Have you ever wondered what life was truly like for those sobbing men and women you see on the news before they were turned into grieving widows/widowers and mourning mothers and fathers? Army Wives is a great way to step inside the rather elusive lives of military families. Experience their triumphs and struggles, their waiting, their not-knowing, and their finding out. More family drama and less war-drama, Army Wives is a show about the friendships created on base by the wives (and husbands) of our country's heroes and how, in a way, those significant others are heroes in their own right.
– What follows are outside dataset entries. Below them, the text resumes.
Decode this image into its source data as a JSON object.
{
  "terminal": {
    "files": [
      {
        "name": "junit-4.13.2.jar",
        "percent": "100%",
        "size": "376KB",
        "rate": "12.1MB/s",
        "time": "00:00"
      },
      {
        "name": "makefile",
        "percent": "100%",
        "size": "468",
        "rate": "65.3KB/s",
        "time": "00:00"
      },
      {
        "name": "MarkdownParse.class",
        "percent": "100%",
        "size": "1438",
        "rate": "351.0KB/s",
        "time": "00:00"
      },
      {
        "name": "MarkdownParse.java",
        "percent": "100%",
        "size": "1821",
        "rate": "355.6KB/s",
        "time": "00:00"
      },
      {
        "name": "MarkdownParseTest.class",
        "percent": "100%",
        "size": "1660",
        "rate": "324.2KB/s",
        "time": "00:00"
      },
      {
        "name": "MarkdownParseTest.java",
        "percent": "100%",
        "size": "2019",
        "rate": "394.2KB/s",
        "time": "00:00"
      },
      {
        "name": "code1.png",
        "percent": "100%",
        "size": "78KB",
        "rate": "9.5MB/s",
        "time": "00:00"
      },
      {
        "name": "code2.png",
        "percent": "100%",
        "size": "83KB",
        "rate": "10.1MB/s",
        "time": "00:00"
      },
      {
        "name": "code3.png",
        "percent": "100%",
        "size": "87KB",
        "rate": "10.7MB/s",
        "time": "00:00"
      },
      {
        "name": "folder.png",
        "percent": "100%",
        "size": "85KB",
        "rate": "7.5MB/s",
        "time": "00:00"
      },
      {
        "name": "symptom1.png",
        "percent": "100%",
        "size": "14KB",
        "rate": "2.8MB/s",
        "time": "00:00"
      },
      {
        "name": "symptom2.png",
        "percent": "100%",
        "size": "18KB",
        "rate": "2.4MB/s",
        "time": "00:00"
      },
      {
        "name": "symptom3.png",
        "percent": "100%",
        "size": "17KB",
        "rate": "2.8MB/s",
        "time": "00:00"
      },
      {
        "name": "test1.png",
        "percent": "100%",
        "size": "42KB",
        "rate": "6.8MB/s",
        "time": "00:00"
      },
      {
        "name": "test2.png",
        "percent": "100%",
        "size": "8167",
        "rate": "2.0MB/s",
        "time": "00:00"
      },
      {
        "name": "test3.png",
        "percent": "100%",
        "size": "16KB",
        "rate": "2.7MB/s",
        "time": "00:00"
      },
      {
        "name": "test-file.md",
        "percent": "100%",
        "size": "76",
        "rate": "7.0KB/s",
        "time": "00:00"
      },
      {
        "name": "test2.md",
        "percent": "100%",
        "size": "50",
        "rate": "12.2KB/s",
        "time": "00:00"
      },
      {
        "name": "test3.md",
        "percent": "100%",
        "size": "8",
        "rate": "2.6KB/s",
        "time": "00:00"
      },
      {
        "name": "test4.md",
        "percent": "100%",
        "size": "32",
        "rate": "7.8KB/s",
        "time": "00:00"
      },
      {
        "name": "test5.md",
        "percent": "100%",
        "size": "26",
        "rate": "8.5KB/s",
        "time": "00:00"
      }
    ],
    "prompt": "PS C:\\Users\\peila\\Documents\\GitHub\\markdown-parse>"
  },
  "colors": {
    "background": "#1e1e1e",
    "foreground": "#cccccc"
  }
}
The wives are currently filming their eighth season, too, so there's plenty to watch and witness.
Homeland summed up in three words: Shocking, sexy and terrifying. Homeland follows Carrie Mathison (Claire Danes) and her bosses at the CIA as they work with a recently recovered soldier, Brody, who was MIA in Iraq for eight years. When a source tells Carrie that a "turned" soldier will be returning home to carry out a terrorist attack, all signs point to Sgt. Brody. Here's the thing, though: Carrie is far from a stable person and a quasi-relationship soon forms. Expect to say something along the lines of, "I don't care if he might be a terrorist... I'd still tap that!" But, don't feel bad, all Homeland-ers can attest to those feelings.
Still regularly showing in syndicate on multiple channels, M*A*S*H is still one of the best wartime comedy/dramas available for viewing. Whether it's the tear-jerking episode where Col. Blake dies or the infuriating episode where someone reports that Hawkeye is dead (when he's actually still very much alive), M*A*S*H highlights the frustrations of being far from home that so many people have never experienced. All while, of course, following the hijinx of Hawkeye and Honeycutt (or Trapper), and the constant missteps of Radar and Klinger.